The consensus explanation coming from Seton Hall head coach Kevin Willard and several players after Isaiah Whitehead struggled in yesterday's 63-47 win over Mercer was generally that of freshman jitters. That very well could turn out to be true, with a neutral court environment at the Paradise Jam starting with Nevada on Friday afternoon that could prove to be a springboard for Whitehead's development.

But something struck me as odd in the fine print of Willard's reasoning behind Whitehead not meeting expectations on his debut and it took me until going over post-game quotes today to catch it.

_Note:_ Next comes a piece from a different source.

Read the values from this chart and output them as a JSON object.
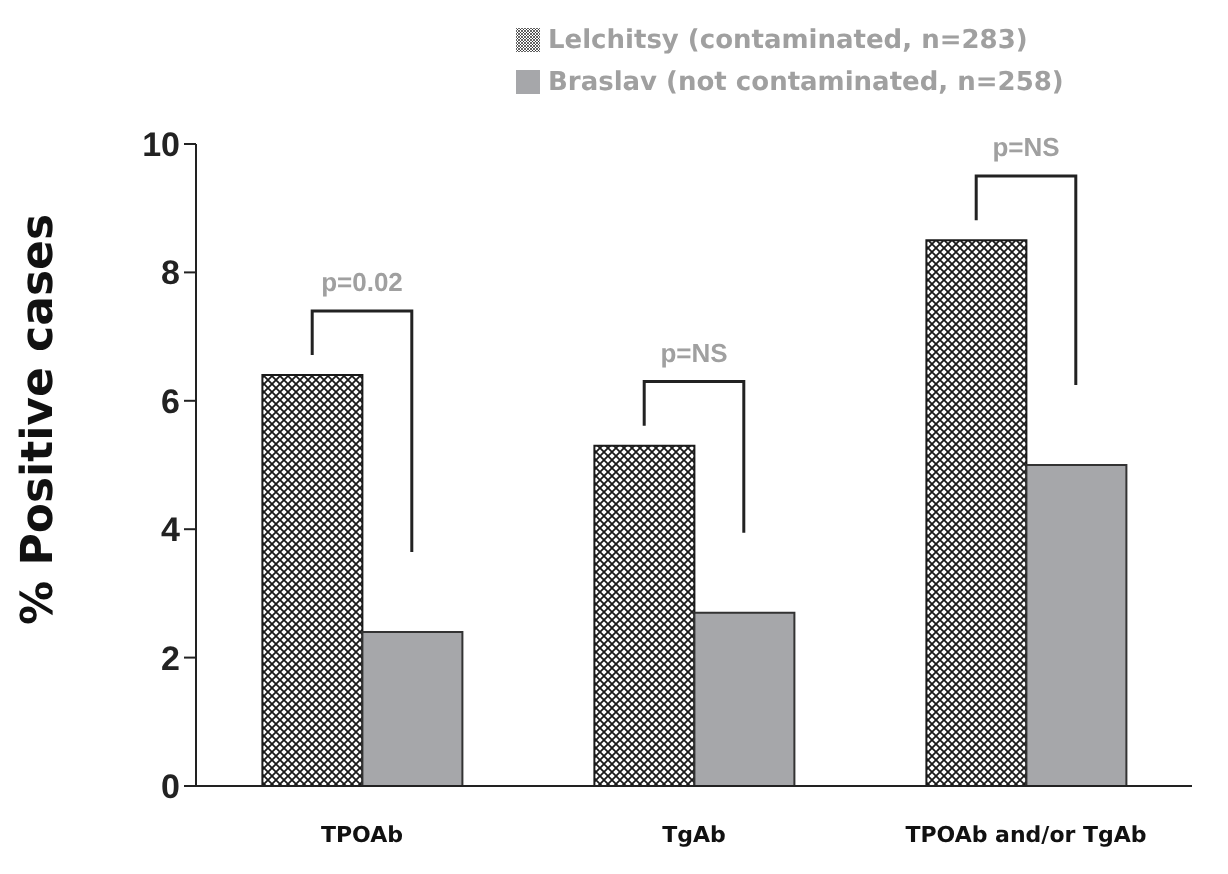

"I thought Isaiah played terrible," said Willard yesterday at Prudential Center in Newark.  "And you know what, I knew he was (going to play that way), I'll tell you why: Last night we had dinner at my house as a team and we left the hotel, I went and checked every freshman - this conference has unbelievable freshmen - I went and looked at every freshman, all the big-time guys, how many minutes they played, how they played, and not one guy in their first game played good."

Not true.

The two other freshmen that I would consider in the same class as Whitehead coming into the season, Georgetown's L.J. Peak and Xavier's Trevon Bluiett, both had great debuts. Peak scored 23 points on 9-for-9 shooting in the Hoyas' opener against St. Francis (N.Y.) on Saturday afternoon. Bluiett registered 18 points and 5 rebounds on 6-for-8 shooting in Xavier's game against Northern Arizona on Friday night. Even top-150 freshman Kelan Martin did well in his first game for Butler as he tallied 12 points, albeit against Maine, who could be beaten by quite a few D-II teams this season.

Ultimately, Isaiah Whitehead probably was a bit too keen on hitting that shot or too anxious to make that play with the weight of Seton Hall's program on his back yesterday in Newark. As Brandon Mobley said of Whitehead, "He was nervous, that's all it was. First college game, he kind of forced the issue sometimes." That's fair, valid, and very plausible reasoning. After all, the kid is human and susceptible to fan and media pressure -- and there is a lot of both.

But it was still a bit strange that Willard, who win or lose must have been expecting questions about his star freshman, led off with a statistical reference that wasn't remotely true to ease the media pressure off of his player.